Tehran has remained within the key limits on its nuclear activities imposed by its 2015 deal with major powers despite growing pressure from newly reimposed U.S. sanctions, a report by the U.N. nuclear watchdog indicated on Friday, Reuters informs.
The International Atomic Energy Agency (IAEA), which is policing those nuclear restrictions, said in a confidential quarterly report seen by Reuters that Iran stayed within caps on the level to which it can enrich uranium, as well as its stock of enriched uranium.
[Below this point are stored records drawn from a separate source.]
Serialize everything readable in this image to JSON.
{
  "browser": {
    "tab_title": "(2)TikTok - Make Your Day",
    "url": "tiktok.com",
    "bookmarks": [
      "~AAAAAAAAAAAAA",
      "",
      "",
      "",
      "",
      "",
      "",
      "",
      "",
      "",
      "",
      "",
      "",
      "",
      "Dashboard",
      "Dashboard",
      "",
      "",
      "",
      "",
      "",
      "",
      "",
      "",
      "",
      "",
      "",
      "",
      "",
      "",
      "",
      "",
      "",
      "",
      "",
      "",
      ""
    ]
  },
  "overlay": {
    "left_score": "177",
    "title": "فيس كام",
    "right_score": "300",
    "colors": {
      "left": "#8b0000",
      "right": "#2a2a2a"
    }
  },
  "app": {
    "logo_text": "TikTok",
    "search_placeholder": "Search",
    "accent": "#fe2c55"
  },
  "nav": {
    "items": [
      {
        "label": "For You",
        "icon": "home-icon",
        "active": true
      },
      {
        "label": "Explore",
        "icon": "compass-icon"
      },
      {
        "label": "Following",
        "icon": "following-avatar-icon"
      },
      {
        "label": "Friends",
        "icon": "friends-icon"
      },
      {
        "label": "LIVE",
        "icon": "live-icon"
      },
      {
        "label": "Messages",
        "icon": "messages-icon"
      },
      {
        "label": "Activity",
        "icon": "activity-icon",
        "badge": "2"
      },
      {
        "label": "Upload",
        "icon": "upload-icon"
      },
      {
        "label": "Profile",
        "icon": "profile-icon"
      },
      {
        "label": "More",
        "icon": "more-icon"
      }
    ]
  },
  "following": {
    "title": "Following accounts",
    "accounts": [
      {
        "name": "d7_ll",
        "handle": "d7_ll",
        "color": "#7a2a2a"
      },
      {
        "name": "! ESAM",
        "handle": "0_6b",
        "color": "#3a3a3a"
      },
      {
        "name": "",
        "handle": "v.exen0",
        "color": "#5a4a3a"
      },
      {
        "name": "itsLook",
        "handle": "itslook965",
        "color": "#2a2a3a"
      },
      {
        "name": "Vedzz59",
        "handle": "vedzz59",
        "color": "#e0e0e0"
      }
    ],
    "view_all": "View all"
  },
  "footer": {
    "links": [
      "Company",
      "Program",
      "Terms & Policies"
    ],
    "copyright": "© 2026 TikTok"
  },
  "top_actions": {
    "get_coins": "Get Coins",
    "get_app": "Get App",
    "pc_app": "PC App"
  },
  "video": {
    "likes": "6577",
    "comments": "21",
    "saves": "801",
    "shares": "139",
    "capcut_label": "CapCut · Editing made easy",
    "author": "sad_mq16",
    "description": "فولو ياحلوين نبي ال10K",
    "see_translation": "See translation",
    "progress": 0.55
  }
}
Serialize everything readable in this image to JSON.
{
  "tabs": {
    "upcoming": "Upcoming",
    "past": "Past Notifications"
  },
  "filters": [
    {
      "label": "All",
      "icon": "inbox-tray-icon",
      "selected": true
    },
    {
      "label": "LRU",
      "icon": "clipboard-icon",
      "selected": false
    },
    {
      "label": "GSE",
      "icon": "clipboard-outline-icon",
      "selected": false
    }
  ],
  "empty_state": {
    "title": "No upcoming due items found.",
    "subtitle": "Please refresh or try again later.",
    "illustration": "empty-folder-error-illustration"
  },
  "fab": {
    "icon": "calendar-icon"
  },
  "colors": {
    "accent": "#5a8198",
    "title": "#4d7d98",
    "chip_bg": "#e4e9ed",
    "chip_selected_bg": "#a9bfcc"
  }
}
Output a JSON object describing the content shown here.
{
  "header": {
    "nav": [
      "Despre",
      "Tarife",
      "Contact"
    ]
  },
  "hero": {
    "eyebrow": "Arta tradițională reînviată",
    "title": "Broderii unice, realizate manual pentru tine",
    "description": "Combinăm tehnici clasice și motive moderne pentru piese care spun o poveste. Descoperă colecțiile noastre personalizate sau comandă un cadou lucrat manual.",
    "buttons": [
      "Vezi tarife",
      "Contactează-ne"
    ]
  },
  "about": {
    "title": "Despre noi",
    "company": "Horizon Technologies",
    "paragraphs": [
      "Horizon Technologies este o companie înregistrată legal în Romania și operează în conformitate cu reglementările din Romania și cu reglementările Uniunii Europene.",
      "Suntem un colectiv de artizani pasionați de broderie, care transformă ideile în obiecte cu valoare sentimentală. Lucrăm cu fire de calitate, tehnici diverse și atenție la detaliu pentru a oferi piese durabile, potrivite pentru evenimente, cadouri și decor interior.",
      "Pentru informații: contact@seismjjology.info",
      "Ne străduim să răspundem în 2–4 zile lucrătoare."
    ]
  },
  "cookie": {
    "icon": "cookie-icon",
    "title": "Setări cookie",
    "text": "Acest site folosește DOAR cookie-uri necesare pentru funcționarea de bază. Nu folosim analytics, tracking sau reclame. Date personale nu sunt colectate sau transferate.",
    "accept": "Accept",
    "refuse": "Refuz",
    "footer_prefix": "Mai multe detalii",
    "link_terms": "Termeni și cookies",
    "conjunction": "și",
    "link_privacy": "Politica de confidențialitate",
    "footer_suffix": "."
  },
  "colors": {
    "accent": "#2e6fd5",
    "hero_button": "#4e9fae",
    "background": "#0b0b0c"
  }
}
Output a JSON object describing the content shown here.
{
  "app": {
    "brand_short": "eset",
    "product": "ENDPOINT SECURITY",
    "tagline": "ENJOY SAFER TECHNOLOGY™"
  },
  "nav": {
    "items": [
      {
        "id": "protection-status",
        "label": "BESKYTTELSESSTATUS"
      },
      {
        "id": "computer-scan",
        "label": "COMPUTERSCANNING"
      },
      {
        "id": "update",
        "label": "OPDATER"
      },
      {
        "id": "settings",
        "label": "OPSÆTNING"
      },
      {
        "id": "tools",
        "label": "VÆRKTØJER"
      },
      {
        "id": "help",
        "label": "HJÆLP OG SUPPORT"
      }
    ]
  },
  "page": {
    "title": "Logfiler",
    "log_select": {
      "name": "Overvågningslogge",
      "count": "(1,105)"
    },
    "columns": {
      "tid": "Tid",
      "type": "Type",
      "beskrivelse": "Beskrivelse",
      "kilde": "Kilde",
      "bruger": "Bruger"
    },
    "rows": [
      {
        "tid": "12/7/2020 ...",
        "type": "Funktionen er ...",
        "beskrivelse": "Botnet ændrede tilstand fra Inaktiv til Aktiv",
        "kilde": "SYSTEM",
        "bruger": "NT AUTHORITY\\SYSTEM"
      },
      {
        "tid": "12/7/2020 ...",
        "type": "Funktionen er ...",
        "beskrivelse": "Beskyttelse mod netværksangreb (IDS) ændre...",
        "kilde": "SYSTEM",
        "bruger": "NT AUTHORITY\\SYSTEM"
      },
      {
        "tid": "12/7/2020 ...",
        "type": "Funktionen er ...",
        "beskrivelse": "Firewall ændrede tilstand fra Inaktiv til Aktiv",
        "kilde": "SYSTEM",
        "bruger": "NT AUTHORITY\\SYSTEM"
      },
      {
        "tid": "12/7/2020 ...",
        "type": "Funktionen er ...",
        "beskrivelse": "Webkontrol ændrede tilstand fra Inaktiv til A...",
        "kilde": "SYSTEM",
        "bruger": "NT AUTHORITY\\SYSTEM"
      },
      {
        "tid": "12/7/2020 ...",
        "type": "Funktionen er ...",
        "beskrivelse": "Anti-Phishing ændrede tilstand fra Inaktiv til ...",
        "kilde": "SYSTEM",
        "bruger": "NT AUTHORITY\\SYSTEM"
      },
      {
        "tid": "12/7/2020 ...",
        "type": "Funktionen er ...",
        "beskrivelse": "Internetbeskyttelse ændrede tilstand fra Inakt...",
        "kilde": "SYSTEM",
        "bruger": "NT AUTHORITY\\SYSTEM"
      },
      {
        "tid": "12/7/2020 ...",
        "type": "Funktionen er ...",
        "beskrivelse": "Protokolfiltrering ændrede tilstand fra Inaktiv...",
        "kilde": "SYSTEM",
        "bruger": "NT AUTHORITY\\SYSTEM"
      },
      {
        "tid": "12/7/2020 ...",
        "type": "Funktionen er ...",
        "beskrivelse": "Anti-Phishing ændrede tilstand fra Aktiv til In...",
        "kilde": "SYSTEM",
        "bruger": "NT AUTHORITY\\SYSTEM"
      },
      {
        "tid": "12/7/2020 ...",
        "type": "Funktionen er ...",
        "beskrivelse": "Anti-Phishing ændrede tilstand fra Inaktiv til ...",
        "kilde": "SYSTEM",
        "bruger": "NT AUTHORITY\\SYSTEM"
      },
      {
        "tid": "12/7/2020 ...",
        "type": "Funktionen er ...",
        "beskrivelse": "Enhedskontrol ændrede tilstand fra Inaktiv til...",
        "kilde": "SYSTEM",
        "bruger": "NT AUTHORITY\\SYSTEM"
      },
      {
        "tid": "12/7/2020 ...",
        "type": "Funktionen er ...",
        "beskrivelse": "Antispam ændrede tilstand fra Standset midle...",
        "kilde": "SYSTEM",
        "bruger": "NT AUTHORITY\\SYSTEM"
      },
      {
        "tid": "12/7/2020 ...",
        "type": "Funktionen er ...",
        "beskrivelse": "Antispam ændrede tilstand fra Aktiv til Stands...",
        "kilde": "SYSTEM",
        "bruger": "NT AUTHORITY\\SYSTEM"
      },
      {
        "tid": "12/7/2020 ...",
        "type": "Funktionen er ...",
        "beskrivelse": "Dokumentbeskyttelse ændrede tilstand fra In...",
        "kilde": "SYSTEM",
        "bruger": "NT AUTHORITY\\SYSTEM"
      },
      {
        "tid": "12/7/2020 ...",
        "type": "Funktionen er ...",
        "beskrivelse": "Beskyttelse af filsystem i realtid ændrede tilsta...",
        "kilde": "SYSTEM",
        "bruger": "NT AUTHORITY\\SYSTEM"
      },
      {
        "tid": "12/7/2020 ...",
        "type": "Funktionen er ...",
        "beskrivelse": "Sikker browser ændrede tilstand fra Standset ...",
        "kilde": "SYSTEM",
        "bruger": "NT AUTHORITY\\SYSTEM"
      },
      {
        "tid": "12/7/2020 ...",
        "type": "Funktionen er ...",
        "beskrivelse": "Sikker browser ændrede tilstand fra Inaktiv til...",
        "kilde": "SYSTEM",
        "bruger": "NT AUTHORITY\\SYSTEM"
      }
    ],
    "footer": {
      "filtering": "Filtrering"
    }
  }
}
The agency also repeated its usual statement that it carried out so-called complementary access inspections – which are often at short notice – at all locations in Iran that it needed to visit.
President Donald Trump pulled the United States out of the Iran nuclear deal last May, reimposing U.S. sanctions on Iran’s economy and lifeblood oil industry that were lifted under the 2015 agreement in the months that followed.
European powers France, Britain and Germany have also sought to cushion the blow to Iran of those sanctions. They are setting up a new channel for non-dollar trade with Iran but diplomats say it will not be able to handle the big transactions Iran says it needs to keep the deal afloat, Reuters adds.
Setting up that channel, however, has angered Washington for undermining its effort to choke Iran’s economy in response to Tehran’s ballistic missile program and its influence on the wars in Syria and Yemen.
Vice President Mike Pence last week called on those European powers to follow Washington in pulling out of the agreement despite their long-held position that the deal is worth keeping as long as Iran sticks to it.
That deal lifted sanctions against Tehran in exchange for restrictions on Tehran’s atomic activities aimed at increasing the time Iran would need to make an atom bomb if it chose to do so. Tehran has long stated that it wants nuclear power only for civilian energy purposes.